Mak Dizdar
Croatian and Bosniak poet (Stolac, October 17, 1917 – Sarajevo, July 14, 1971). Graduated from high school in Sarajevo. He worked as a journalist, clerk and editor in journalism and publishing, and from 1952 he was a professional writer. He wrote poems, plays, plays and essays. He prepared several anthologies of folk poetry, old Bosnian texts and anthologies.

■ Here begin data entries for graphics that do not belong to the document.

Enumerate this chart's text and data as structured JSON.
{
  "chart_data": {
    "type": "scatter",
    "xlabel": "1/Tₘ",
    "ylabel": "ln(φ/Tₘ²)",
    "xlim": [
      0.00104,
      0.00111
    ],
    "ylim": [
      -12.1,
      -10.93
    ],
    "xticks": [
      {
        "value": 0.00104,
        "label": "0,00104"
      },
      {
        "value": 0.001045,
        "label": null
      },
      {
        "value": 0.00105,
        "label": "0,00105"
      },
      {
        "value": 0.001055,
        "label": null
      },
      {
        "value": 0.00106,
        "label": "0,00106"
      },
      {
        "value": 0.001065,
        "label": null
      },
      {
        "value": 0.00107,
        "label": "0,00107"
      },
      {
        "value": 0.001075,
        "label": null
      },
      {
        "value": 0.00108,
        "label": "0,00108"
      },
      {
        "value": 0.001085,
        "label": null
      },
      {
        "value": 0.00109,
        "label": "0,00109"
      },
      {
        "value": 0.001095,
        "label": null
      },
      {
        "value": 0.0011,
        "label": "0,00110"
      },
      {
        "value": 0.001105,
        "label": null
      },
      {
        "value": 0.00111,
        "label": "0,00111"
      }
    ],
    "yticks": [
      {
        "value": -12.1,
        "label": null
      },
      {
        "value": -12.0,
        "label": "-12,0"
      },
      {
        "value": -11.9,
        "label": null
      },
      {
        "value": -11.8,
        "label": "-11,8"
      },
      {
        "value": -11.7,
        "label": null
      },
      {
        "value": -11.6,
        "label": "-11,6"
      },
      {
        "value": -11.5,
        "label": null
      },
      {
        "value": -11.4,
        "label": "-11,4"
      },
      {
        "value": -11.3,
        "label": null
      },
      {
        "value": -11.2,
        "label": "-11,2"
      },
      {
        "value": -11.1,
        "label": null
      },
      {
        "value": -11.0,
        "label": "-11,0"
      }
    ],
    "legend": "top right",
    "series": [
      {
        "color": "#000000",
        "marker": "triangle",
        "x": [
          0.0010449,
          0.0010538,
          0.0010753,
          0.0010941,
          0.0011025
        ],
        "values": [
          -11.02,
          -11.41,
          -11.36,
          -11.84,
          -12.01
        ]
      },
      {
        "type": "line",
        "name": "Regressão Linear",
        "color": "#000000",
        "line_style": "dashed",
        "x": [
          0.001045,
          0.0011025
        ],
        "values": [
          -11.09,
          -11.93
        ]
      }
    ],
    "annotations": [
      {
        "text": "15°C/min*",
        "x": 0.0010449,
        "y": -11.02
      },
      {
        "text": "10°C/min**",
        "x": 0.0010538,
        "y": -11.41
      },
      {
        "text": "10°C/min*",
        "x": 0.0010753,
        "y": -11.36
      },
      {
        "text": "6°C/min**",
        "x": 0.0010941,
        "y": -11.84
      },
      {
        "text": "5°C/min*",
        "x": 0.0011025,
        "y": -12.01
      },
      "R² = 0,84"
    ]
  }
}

The first (censored) collection Vidovopoljska noć (1936), under the influence of A. B. Šimić, T. Ujević and H. Huma, was socially intoned. Eroticism and surrealistic imagery are the hallmarks of the love poems in Plivačica (1954) and the collection Koljena za Madonu (1963), which are characterized by muted Eastern mysticism and the melancholic echo of sevdalinka, and love raised to the absolute level by Ujević. The space and motif of the circle acquire a symbolic meaning in the collection Okrutnosti kruga (1960), where the exalted image of the world and infinity (Desert) gives way to a dualistic vision modeled on the Bosnian patarenes. In the collections Return (1958), Miniatures (1965) and Islands (1966), Dizdar summarized his creativity in the sign of a dualistic picture of the world and the search for meaning, and he reached his artistic peak in The Stone Sleeper (1966). In the balladic tone of the mythical singer, Dizdar talks about medieval Patarena Bosnia, about the tragic fate of its people (Zapis o zemlji, Gorčin), about eternal love (Kosara), faith and doubt. The messages from the stećak to the poet are only an occasion for the artistic clarification of some important issues of human survival and take on general meanings, and the emblematic Stone Sleeper a general symbolism. The poem Blue River symbolically signifies Dizdar's ever-present understanding of the ethical meaning of the poetic act. Dizdar's speech is based on archaisms and traditional forms of repetition. His verse is elliptical and his style is narrative and gnomic with reflections of oral and Adjami poetry. He used the linguistic treasure of folk prayers, laments, bulgaršćica, questions, bajalic, counters, legends and traditions, and was enchanted by the playfulness and magic of the anonymous folk singer, his speech formulas, motifs and characters from folk tales, and he also used biblical motifs.
Due to his interest in heritage, Dizdar joined the poetry of the Krugava generation. Having entered Croatian literature "of his own free will and publicly declared decision" (D. Jelčić), he is represented in all anthologies of Croatian poetry.